With chubby sidewalls on its tyres and smart suspension tune, the big Kluger excels at ironing out the worst Australia’s roads can throw at it.
It floats over speed bumps and potholes, thanks to a ride aimed at delivering maximum comfort – sportiness be damned.
It’s nice to see Toyota prioritising what really matters in a family car, rather than trying to make the Kluger into something it’s not.
Big highway dips can make the car feel a bit floaty, with the big body taking one, two movements to settle, but it’s otherwise pretty well tied-down. It’s less like a boat than its predecessor, although the mushy brake pedal doesn’t inspire confidence.
Combined with Toyota’s well-tuned suite of driver assists and the fact there’s very little wind, tyre, or engine noise at 100km/h, this is an SUV happy munching highway miles… with one caveat.

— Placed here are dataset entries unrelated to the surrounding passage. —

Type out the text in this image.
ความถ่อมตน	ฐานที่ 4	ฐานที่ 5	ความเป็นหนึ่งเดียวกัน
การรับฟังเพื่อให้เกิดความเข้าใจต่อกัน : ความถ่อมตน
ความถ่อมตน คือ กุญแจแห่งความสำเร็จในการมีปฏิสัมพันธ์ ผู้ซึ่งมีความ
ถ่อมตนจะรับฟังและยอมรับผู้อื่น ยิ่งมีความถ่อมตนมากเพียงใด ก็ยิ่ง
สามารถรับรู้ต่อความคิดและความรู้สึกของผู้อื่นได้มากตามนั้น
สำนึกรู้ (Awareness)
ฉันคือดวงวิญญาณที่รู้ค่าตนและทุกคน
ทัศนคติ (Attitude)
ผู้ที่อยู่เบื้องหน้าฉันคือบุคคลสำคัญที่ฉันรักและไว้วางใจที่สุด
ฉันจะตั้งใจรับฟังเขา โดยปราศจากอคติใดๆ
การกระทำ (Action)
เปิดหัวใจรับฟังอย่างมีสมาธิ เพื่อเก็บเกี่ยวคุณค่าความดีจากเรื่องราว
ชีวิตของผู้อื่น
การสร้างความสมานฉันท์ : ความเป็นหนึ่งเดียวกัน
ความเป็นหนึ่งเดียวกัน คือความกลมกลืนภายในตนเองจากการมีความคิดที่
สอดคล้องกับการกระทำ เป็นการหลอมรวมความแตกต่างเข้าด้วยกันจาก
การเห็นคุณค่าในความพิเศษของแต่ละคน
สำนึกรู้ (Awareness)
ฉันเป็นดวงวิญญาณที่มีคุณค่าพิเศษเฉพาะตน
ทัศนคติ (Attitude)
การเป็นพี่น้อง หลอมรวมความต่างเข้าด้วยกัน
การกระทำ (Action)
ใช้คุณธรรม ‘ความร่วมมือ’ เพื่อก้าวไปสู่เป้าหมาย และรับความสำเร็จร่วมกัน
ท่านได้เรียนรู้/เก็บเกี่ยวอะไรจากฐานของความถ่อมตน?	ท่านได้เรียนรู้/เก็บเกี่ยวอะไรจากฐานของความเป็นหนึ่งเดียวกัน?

It’s worth test driving the petrol V6 if the majority of your driving is at highway speeds. The hybrid isn’t underpowered, but it lacks the muscle of the pure petrol engine for overtaking or hauling a full load up hills.
The Toyota Kluger is backed by a five-year, unlimited-kilometre warranty, extending to seven years for the engine and driveline.
Maintenance is required every 12 months or 15,000km. Using the Toyota capped-price program, the first five services will set you back $250 each.
To hybrid or not to hybrid, that is the question…
The hybrid Kluger is a no-brainer if you do most of your driving in the city. It’s unbelievably efficient in traffic when you consider its size, not to mention smooth and quiet thanks to its electric motor.
There are people who think Toyota hybrids are a waste of time, a speed bump in the road to fully-electric power, but there’s no doubt the Kluger Hybrid offers real-world benefits to the average commuter.
Based on the official combined fuel use figures and the average price of unleaded in Melbourne at the time of writing, someone driving 15,000km per year will pay around $850 per year less for petrol if they opt for the hybrid instead of a V6 AWD model.
If you’re in the city most of the time, those savings could be even bigger.
If you’re spending more time on the highway though? I’m not so sure the hybrid makes sense.
The petrol engine has to work hard uphill with one or two occupants on board, let alone a load of passengers and luggage, and the electric motors can’t work their fuel-saving magic as effectively.
Regardless of which engine you choose, the GXL shapes as the smartest choice in the Kluger range.
It feels a bit utilitarian in places, but there’s enough luxuries to justify the $9800 jump over the equivalent GX – and the Grande is full of nice-to-have features that aren’t essential.